Lorena Diosdado’s multi-panel installation of paintings employs strategies of fragmentation and disjunction to explore the representation of immigrant laborers in corporate America, and to negotiate a new form of social realism. In the re-configured composition with various elements, a group of Salvadorian men awaiting employment are rendered with impasto painting and given a dignifying presence. They are literally displaced, shifting between the concrete sidewalk, the green lawn that doesn’t belong to them, and the towering Exxon sign with changing numbers of oil price - all suggesting a social and economic structure that surrounds these individuals.

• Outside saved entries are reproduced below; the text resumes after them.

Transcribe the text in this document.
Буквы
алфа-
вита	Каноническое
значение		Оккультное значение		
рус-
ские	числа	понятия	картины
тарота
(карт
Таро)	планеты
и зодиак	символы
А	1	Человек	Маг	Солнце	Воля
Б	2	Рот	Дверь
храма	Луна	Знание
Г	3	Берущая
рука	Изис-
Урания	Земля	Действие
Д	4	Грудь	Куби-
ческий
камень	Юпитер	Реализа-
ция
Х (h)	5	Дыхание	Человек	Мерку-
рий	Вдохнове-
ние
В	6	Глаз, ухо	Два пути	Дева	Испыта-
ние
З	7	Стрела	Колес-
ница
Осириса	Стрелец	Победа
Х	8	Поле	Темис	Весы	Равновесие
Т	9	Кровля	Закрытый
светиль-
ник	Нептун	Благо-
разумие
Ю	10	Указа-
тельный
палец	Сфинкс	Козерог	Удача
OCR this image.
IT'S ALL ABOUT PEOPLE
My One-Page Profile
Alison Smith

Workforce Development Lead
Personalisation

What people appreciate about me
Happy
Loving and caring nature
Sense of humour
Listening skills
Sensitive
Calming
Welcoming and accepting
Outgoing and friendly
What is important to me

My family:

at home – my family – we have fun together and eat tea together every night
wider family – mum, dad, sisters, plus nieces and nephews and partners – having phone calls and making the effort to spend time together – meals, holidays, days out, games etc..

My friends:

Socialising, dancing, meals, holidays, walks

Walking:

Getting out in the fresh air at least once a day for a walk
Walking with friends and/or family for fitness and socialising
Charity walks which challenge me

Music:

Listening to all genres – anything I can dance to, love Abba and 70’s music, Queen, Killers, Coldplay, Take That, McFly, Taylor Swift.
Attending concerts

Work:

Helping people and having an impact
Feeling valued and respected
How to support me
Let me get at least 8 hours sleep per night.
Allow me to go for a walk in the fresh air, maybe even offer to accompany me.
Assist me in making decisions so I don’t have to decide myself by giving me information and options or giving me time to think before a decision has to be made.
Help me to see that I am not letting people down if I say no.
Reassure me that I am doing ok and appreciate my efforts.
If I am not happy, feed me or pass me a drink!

Lorena Diosdado studied Art Practice with Honors with a minor in Education at Stanford University. Her current work through various media and writing explores the complex relationship between marginalized communities in the United States and the art historical narrative; and, she is interested in synthesizing avenues that may mitigate the disparity in art production and engagement. Complicating conventional views of identity and labor, her art focuses on untold, often sentimental, narratives, thereby challenging art history and contributing to ongoing efforts by BIPOC artists to complicate popular understanding of their intersecting identities.